Ripensando al nostro processo nazionale
di lavoro e di scrittura della Costituzione Italiana è innegabile non trovare
al suo interno l'importanza data dai Padri Costituenti alla vita religiosa e di
fede delle persone. La libertà religiosa è stata talvolta interpretata a
livello Europeo più come l'annullare tutto che come l'aprire a tutte le
religioni, con il rischio di creare una nuova religione atea di Stato in
contrasto con le fedi differenti dei cittadini. Ecco perché su molte questioni
di etica e di bioetica si è - a mio avviso - ascoltato poco le voci e le
sensibilità dei cittadini dei Paesi che compongono l'Unione. Può anche questo
fatto aver contribuito ad allontanare le persone dalle istituzioni europee? Può
esistere una via di mezzo adeguata fra il cesaropapismo di Putin e del mondo
Orientale e il nostro confinamento della fede nella sola sfera privata?

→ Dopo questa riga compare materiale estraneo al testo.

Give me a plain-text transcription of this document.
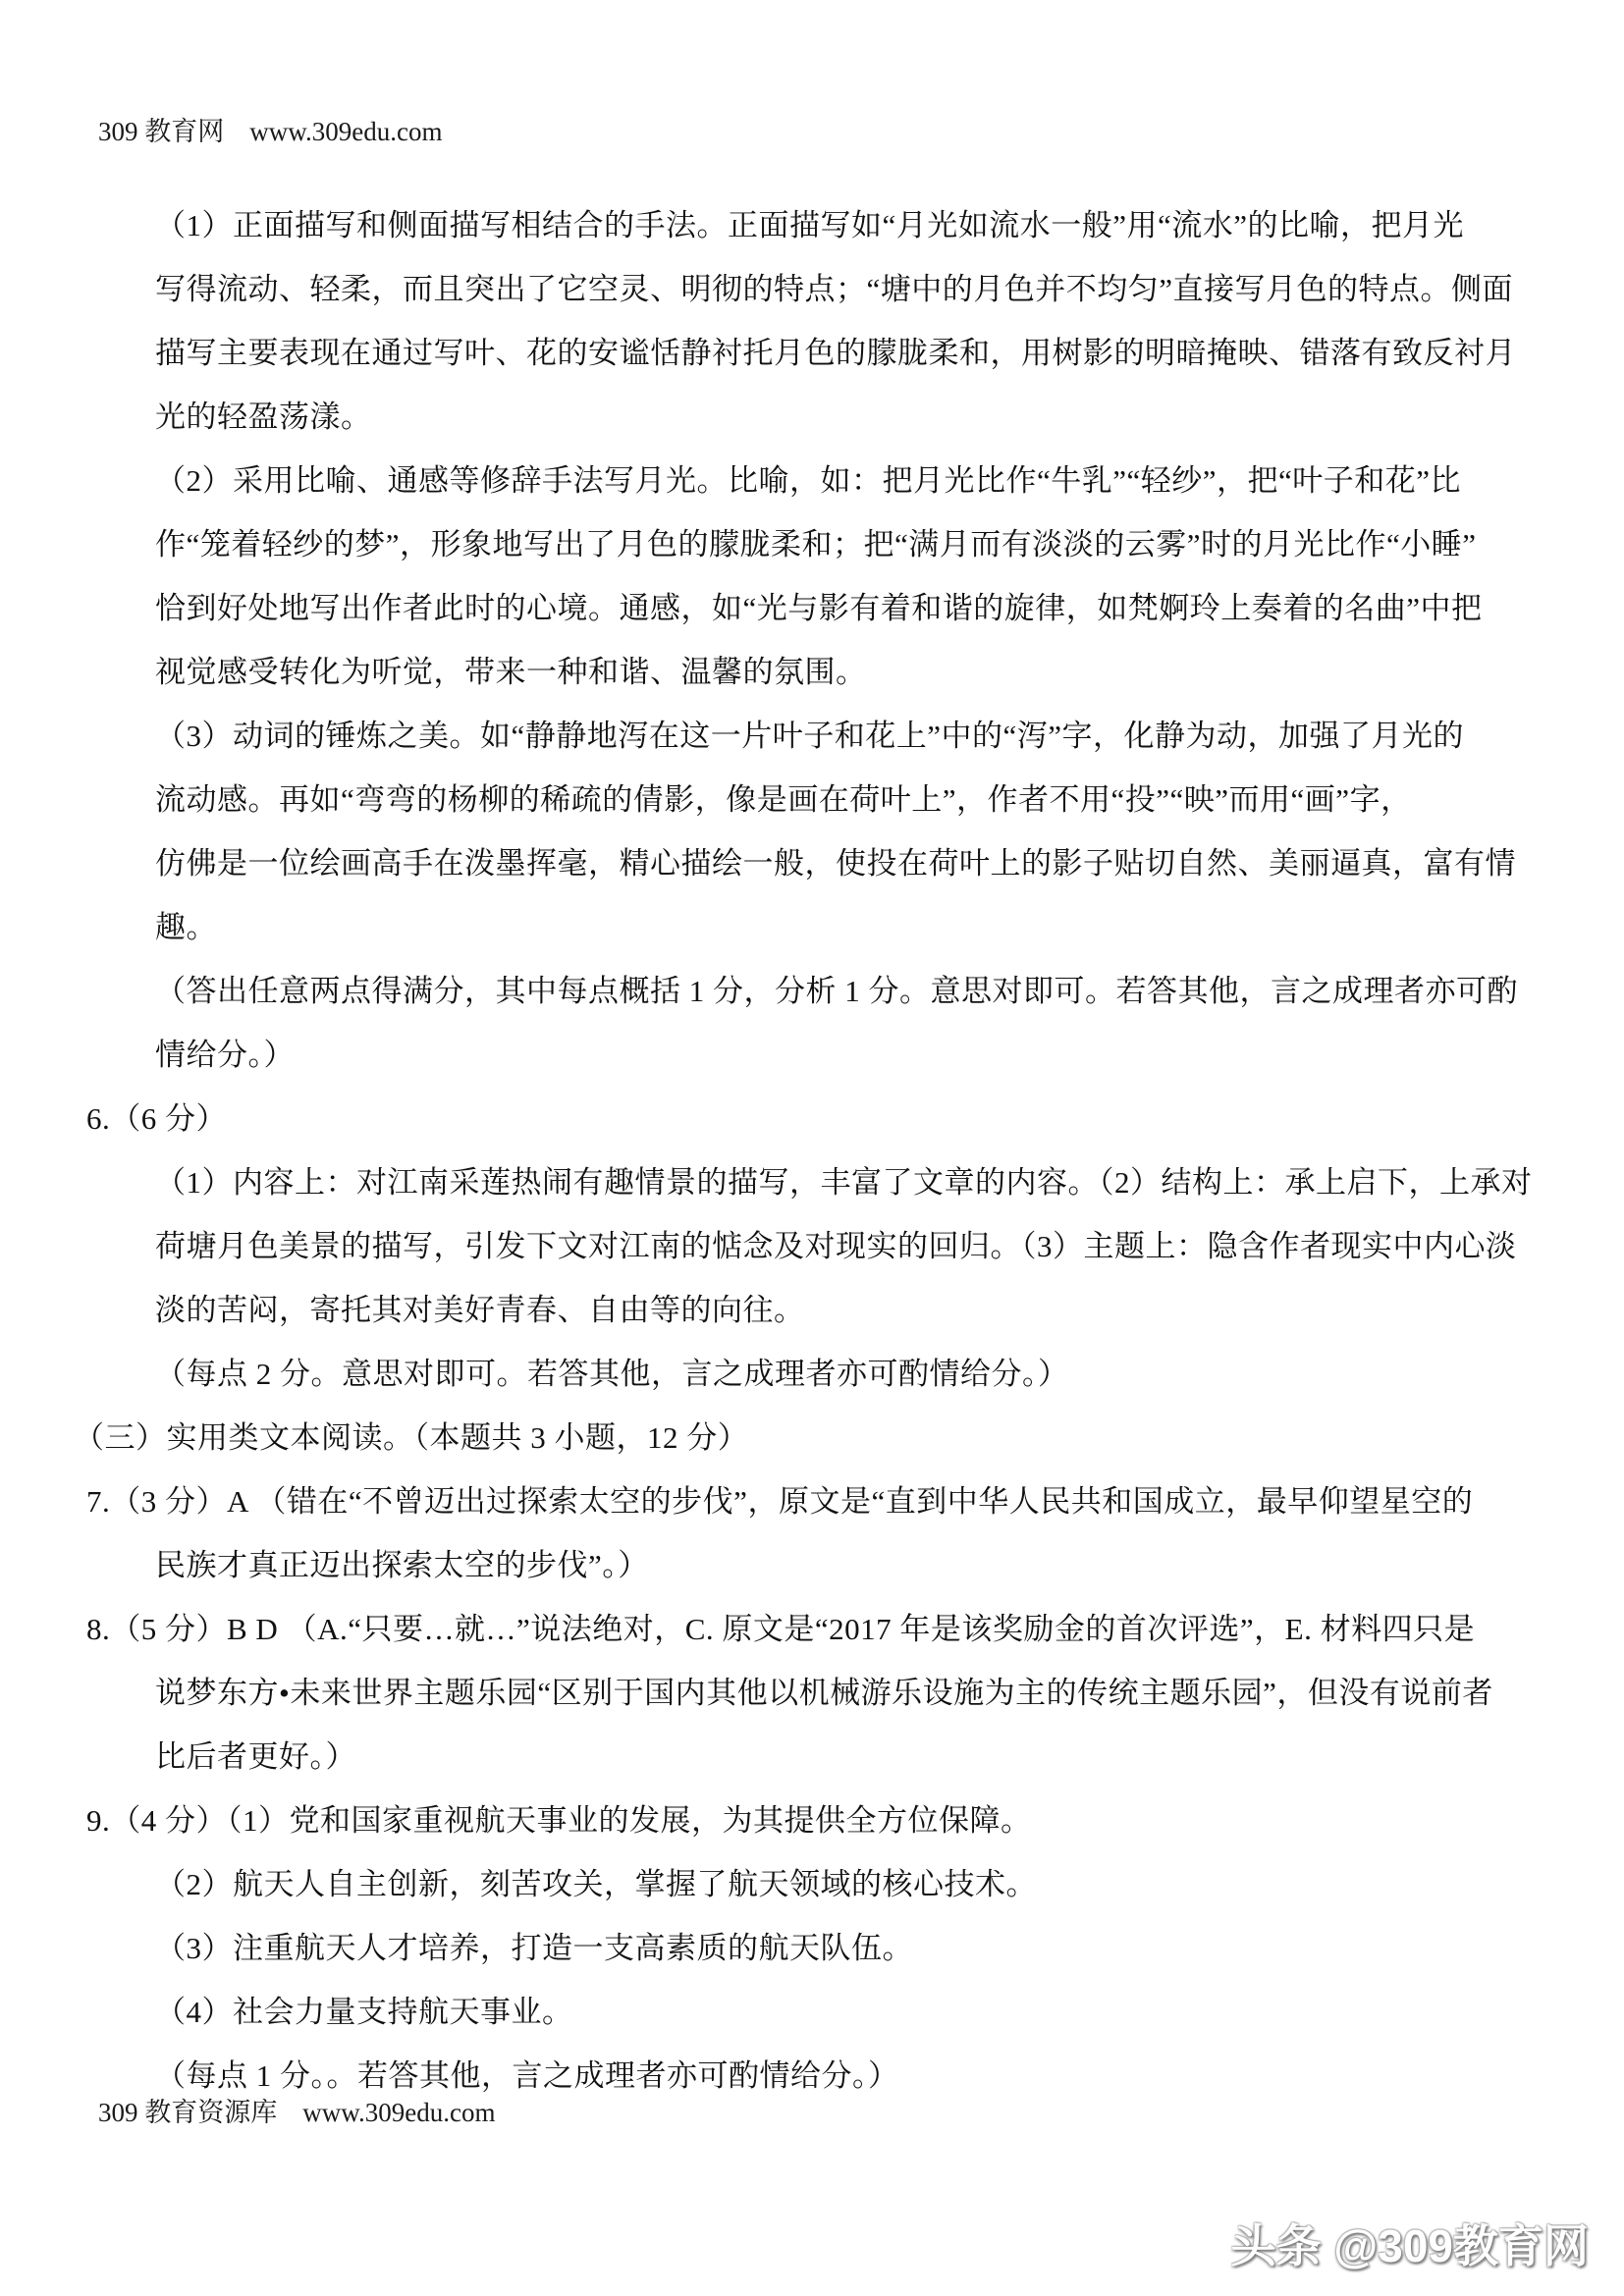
309 教育网 www.309edu.com
（1）正面描写和侧面描写相结合的手法。正面描写如“月光如流水一般”用“流水”的比喻，把月光
写得流动、轻柔，而且突出了它空灵、明彻的特点；“塘中的月色并不均匀”直接写月色的特点。侧面
描写主要表现在通过写叶、花的安谧恬静衬托月色的朦胧柔和，用树影的明暗掩映、错落有致反衬月
光的轻盈荡漾。
（2）采用比喻、通感等修辞手法写月光。比喻，如：把月光比作“牛乳”“轻纱”，把“叶子和花”比
作“笼着轻纱的梦”，形象地写出了月色的朦胧柔和；把“满月而有淡淡的云雾”时的月光比作“小睡”
恰到好处地写出作者此时的心境。通感，如“光与影有着和谐的旋律，如梵婀玲上奏着的名曲”中把
视觉感受转化为听觉，带来一种和谐、温馨的氛围。
（3）动词的锤炼之美。如“静静地泻在这一片叶子和花上”中的“泻”字，化静为动，加强了月光的
流动感。再如“弯弯的杨柳的稀疏的倩影，像是画在荷叶上”，作者不用“投”“映”而用“画”字，
仿佛是一位绘画高手在泼墨挥毫，精心描绘一般，使投在荷叶上的影子贴切自然、美丽逼真，富有情
趣。
（答出任意两点得满分，其中每点概括 1 分，分析 1 分。意思对即可。若答其他，言之成理者亦可酌
情给分。）
6.（6 分）
（1）内容上：对江南采莲热闹有趣情景的描写，丰富了文章的内容。（2）结构上：承上启下，上承对
荷塘月色美景的描写，引发下文对江南的惦念及对现实的回归。（3）主题上：隐含作者现实中内心淡
淡的苦闷，寄托其对美好青春、自由等的向往。
（每点 2 分。意思对即可。若答其他，言之成理者亦可酌情给分。）
（三）实用类文本阅读。（本题共 3 小题，12 分）
7.（3 分）A （错在“不曾迈出过探索太空的步伐”，原文是“直到中华人民共和国成立，最早仰望星空的
民族才真正迈出探索太空的步伐”。）
8.（5 分）B D （A.“只要…就…”说法绝对，C. 原文是“2017 年是该奖励金的首次评选”，E. 材料四只是
说梦东方•未来世界主题乐园“区别于国内其他以机械游乐设施为主的传统主题乐园”，但没有说前者
比后者更好。）
9.（4 分）（1）党和国家重视航天事业的发展，为其提供全方位保障。
（2）航天人自主创新，刻苦攻关，掌握了航天领域的核心技术。
（3）注重航天人才培养，打造一支高素质的航天队伍。
（4）社会力量支持航天事业。
（每点 1 分。。若答其他，言之成理者亦可酌情给分。）
309 教育资源库 www.309edu.com
头条 @309教育网
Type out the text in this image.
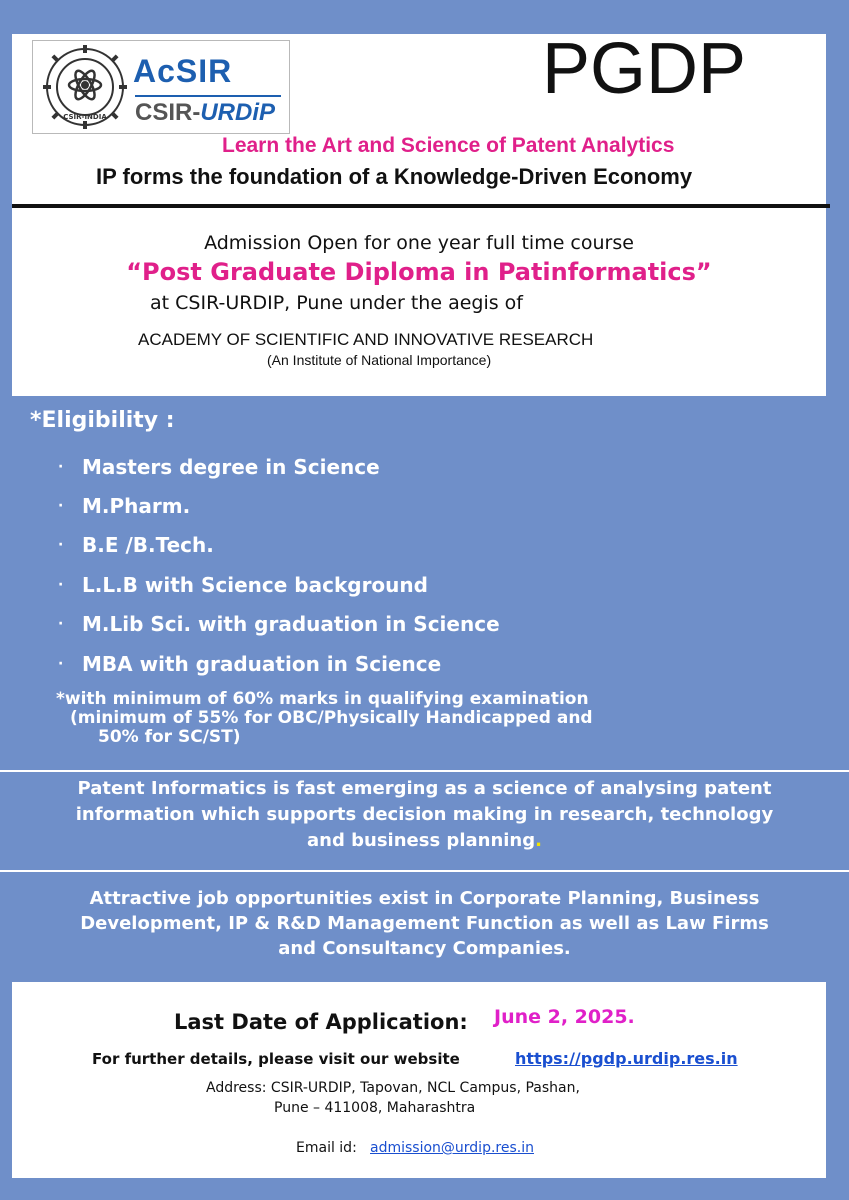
CSIR-INDIA
AcSIR
CSIR-URDiP
PGDP
Learn the Art and Science of Patent Analytics
IP forms the foundation of a Knowledge-Driven Economy
Admission Open for one year full time course
“Post Graduate Diploma in Patinformatics”
at CSIR-URDIP, Pune under the aegis of
ACADEMY OF SCIENTIFIC AND INNOVATIVE RESEARCH
(An Institute of National Importance)
*Eligibility :
· Masters degree in Science
· M.Pharm.
· B.E /B.Tech.
· L.L.B with Science background
· M.Lib Sci. with graduation in Science
· MBA with graduation in Science
*with minimum of 60% marks in qualifying examination
(minimum of 55% for OBC/Physically Handicapped and
50% for SC/ST)
Patent Informatics is fast emerging as a science of analysing patent
information which supports decision making in research, technology
and business planning.
Attractive job opportunities exist in Corporate Planning, Business
Development, IP & R&D Management Function as well as Law Firms
and Consultancy Companies.
Last Date of Application: June 2, 2025.
For further details, please visit our website	https://pgdp.urdip.res.in
Address: CSIR-URDIP, Tapovan, NCL Campus, Pashan,
Pune – 411008, Maharashtra
Email id: admission@urdip.res.in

Non c'è dubbio che l'Europa rappresenti
ad oggi un argine nei confronti del fondamentalismo religioso, essendo uno dei
territori al mondo dove più è tutelata la libertà dell'individuo (se si considera
la teoria giuridica). Basti pensare anche alla CEDU (art.9), che teoricamente
dovrebbe proprio fare da trait d'union fra le due aree geopolitiche che mi hai
indicato nella domanda. Se rimaniamo però confinati sull'area dell'Unione
europea, direi che effettivamente stiamo perdendo un'importante sfida sulla
capacità di fornire una vera identità laica alla tutela posta sulla libertà di
professare il proprio credo religioso. Mi spiego meglio, non penso che il
problema sia quello del costituirsi di una religione atea di Stato, ma che non
abbiamo uno Stato e neanche una identità concreta dopo la crisi di quella
nazionale. Non solo, mancando una forte «identità» di cittadini europei, spesso
non riusciamo a fornire più una risposta capace di integrare i nuovi cittadini
-spesso portatori di differenti fedi- nel nostro sistema statuale esistente
(basti vedere tutte le difficoltà che ci sono in Francia). Tutto questo sta
causando le fobie e la ricerca di capri espiatori in minoranze o comunità che
purtroppo non hanno altra colpa se non quella della difficoltà
dell'integrazione in una società che fatica a definire se stessa.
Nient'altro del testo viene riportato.